Energy Institute

What is the Public Service Obligation and what does it pay for?

The Public Service Obligation (PSO) is a levy on all electricity bills and is currently used to fund the costs of certain services that the Government deems essential to;

  • reduce our emissions of greenhouse gases to meet 2020 binding national targets for emissions reductions,
  • secure our supply of electricity, and
  • promote the development and use of indigenous sources of energy.

In essence, the obligation was designed to fund the cost of services that the market, left to itself, would not provide.

The policy approach in Ireland has been to use our domestic peat to create employment and have a secure domestic source of electricity, to exploit our natural wind resources to decarbonise our electricity system and reduce our emissions, and have sufficient plant built (like Tynagh) to make sure we had enough electricity at times of high demand (during the boom) when no additional capacity was coming on stream 1 .

To ensure these services continue to be provided, peat-fired power generators and generation from renewable sources receive guaranteed prices for the electricity they supply, or in case of Tynagh its fixed costs.

One element of the PSO is the price support for electricity from renewable sources such as wind, biomass and landfill gas. To incentivise companies to start building wind farms in Ireland, the government offered a guaranteed minimum price for wind under the Renewable Energy Feed-in Tariff (REFIT). The cost of the REFIT price guarantee is also included in the PSO 2 . Ireland is not alone in this as almost every country across Europe has a support mechanism to encourage wind farm and other renewable energy development 3 (Fig. 5, Fig. 6).

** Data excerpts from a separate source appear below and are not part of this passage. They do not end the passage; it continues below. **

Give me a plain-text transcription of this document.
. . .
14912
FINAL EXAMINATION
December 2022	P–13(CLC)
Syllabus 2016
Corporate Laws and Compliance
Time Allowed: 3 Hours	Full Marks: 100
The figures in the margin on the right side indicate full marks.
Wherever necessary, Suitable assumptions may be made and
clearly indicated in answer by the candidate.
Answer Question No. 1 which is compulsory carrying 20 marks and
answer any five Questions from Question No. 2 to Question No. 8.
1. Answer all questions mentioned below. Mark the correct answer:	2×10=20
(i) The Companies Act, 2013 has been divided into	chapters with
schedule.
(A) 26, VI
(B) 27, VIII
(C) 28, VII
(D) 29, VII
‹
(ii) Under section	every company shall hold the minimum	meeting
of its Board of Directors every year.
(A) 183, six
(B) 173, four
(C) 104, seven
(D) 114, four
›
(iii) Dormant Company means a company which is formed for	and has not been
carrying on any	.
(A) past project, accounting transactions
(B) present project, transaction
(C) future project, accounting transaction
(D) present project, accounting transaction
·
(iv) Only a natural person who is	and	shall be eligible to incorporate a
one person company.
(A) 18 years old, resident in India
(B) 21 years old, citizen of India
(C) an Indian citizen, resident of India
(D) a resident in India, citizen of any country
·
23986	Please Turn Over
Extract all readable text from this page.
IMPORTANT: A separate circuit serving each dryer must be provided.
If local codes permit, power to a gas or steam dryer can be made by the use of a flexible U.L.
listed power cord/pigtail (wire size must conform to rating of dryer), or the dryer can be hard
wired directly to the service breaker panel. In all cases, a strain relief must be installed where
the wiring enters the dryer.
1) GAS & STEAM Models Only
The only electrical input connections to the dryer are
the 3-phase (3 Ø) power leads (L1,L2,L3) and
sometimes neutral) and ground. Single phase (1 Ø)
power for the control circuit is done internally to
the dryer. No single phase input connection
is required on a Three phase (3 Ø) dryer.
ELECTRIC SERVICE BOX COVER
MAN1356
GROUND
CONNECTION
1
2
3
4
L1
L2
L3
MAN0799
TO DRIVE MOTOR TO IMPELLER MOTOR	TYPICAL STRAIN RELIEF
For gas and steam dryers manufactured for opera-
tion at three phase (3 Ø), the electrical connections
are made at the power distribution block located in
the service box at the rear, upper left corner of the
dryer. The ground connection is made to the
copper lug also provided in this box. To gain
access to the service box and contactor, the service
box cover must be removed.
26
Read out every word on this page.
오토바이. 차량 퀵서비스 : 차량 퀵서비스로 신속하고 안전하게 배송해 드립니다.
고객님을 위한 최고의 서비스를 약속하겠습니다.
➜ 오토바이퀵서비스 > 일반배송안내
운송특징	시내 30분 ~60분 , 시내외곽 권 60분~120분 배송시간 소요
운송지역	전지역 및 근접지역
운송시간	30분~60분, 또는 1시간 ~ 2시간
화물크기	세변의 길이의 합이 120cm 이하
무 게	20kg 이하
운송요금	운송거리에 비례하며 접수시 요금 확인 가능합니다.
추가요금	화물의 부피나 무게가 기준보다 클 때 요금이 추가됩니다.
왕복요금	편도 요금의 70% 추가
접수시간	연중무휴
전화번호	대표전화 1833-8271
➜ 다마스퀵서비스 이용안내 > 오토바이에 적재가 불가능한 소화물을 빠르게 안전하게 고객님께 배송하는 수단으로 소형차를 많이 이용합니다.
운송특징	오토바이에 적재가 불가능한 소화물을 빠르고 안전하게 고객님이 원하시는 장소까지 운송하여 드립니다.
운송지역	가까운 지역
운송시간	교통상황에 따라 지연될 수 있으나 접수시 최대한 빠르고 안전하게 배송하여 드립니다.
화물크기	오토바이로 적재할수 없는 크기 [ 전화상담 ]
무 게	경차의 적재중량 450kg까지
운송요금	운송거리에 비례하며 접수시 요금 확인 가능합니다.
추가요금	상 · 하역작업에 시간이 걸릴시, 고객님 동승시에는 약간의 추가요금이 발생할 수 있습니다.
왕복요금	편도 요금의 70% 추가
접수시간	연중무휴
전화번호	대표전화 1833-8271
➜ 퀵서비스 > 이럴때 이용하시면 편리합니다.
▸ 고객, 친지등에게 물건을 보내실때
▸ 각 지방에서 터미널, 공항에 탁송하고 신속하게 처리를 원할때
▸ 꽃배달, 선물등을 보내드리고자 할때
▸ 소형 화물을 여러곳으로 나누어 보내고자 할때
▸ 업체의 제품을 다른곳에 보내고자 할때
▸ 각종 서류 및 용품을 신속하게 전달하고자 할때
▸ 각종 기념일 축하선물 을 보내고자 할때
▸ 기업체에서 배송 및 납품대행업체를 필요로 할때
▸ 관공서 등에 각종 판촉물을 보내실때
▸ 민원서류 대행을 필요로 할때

Figure 5. RES-electricity support per unit of gross electricity produced in 2012

CEER (2015) Status Review of Renewable and Energy Efficiency Support Schemes in Europe in 2012 and 2013. Available Online

  • RES electricity support per unit of gross electricity produced (€/MWh)

Figure 6. Diversity in renewables support schemes in Europe

Klessmann, C. (2014) Experience with RES-E support schemes in Europe. Presentation Available Online

Wind generators are paid a top-up when the wholesale market price for electricity falls below the minimum price they were guaranteed. This cost of providing this top-up (about half of one per cent of the electricity bill in 2014) is recouped from the electricity customer. The size of the guarantee to wind and other renewable energy generators will continue to grow and approximately double as we approach the 2020 targets of 40% renewable energy sources in electricity supply.

While the amount of electricity from renewable sources and hence the guarantee will grow, the actual cost of that guarantee will depend on the wholesale price of electricity.

In a high gas price scenario the cost of the guarantee could be low. However as the level of wind increases on the system, the wholesale market price of electricity is driven down and payments to wind generators will increase on that account.